Rosangela could have served us hot dogs and we’d have been happy there. Fortunately, Rosangela’s fears were unfounded as she, Nino and their daughter, Roberta, turned out a feast that would rival any Sicilian table.
We started with a veritable smorgasbord of antipasti (appetizers), which included a dish of stewed sweet-and-sour peppers, tomatoes, capers and anchovies that inspired today’s featured recipe.
Food and cooking are an integral part of Sicilian culture, with recipes and techniques handed down over generations. This tradition yields dishes which are rich, varied, beautiful and delicious, but are rarely accompanied by an actual recipe.
Fortunately, Sicilian cuisine follows a simple approach, using only ingredients that are fresh and in season, and as few of them as possible, to create dishes that are memorably delicious. This practice makes it easier to identify the individual components of a dish when recreating it here at home, where only our collective memories serve as a guide.
Without a recipe to follow, I did my best to remember the flavors of Rosangela’s stewed peppers and made a few variations along the way. Instead of chopping up and stewing the peppers, I decided to halve them and fill them with a chunky sauce made with the remaining components.
I roasted the stuffed peppers in the oven until they were hot and bubbly, then served them to my test subjects, Tony and our son, Gio, who were unaware of the inspiration for this new dish. “These remind me of those peppers Rosangela made for us at the beach,” Gio said after his first few bites, which was just the response I wanted.
Every bite of Peperoni di Rosangela is bursting with the tangy, sweet and savory flavors that define Sicilian cuisine, and we will fondly remember our day at the beach as we enjoy this new family favorite for years to come.

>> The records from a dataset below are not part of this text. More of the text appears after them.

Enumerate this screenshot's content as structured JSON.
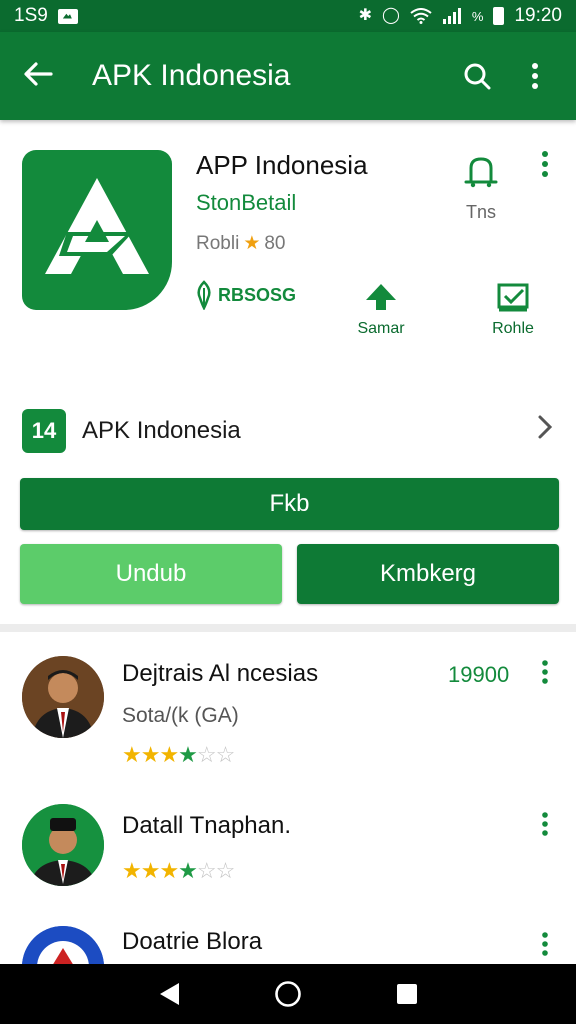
{
  "status": {
    "time_left": "1S9",
    "time_right": "19:20"
  },
  "app_bar": {
    "title": "APK Indonesia"
  },
  "app": {
    "name": "APP Indonesia",
    "developer": "StonBetail",
    "rating_label": "Robli",
    "rating_value": "80",
    "wishlist_label": "Tns",
    "stats": [
      {
        "label": "RBSOSG"
      },
      {
        "label": "Samar"
      },
      {
        "label": "Rohle"
      }
    ]
  },
  "link_row": {
    "label": "APK Indonesia",
    "icon_text": "14"
  },
  "buttons": {
    "main": "Fkb",
    "left": "Undub",
    "right": "Kmbkerg"
  },
  "list": [
    {
      "title": "Dejtrais Al ncesias",
      "subtitle": "Sota/(k (GA)",
      "price": "19900",
      "stars": "★★★★☆☆"
    },
    {
      "title": "Datall Tnaphan.",
      "subtitle": "",
      "price": "",
      "stars": "★★★★☆☆"
    },
    {
      "title": "Doatrie Blora",
      "subtitle": "",
      "price": "",
      "stars": ""
    }
  ],
  "colors": {
    "primary": "#0e7a35",
    "status": "#0b6b2f",
    "accent_light": "#5ccc6a",
    "star": "#f2b400"
  }
}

Peperoni di Rosangela (Roasted Peppers with Capers and Anchovies)
Serves: 4 to 6
4 bell peppers (2 red, 2 orange, if available)
3 anchovy fillets, finely chopped
¼ cup extra-virgin olive oil
1 ½ tablespoons red wine vinegar
¼ teaspoon black pepper
¼ teaspoon dried oregano
Pinch of kosher salt
Pinch of red pepper flakes
1 pint cherry tomatoes, halved
2 tablespoons capers, drained
Optional serving suggestion: Sliced mozzarella marinated in extra-virgin olive oil and fresh basil ciabatta bread, cut into slices and lightly toasted.
Preheat oven to 375 degrees. Slice peppers in half lengthwise. Remove the seeds and veins from each half and place halves on a baking sheet, cut side up; set aside.
In a medium bowl, use a wooden spoon to mash the chopped anchovies into a paste. Add the olive oil, vinegar, black pepper, oregano, salt and red pepper flakes and stir until well combined. Add the halved tomatoes and capers and gently toss until evenly coated. Cover bowl and let mixture rest for 30 minutes. The marinade may be prepared without the tomatoes and capers up to 24 hours in advance and refrigerated until ready to use.
Use a slotted spoon to fill each pepper half with the tomato mixture, draining off any excess liquid. Save the remaining liquid to serve for dipping with crusty bread.
Place baking sheet in the center of the oven and bake at 375 degrees until the edges of the peppers begin to char and the juices are hot and bubbly, about 35 to 40 minutes. Remove from oven and serve with slices of toasted ciabatta bread and basil-marinated fresh mozzarella. Leftovers may be refrigerated for 1 to 2 days and reheated in the oven at 375 degrees until hot, about 10 minutes.
- The tomato mixture may also be served as a topping with fish and bruschetta or tossed with warm pasta.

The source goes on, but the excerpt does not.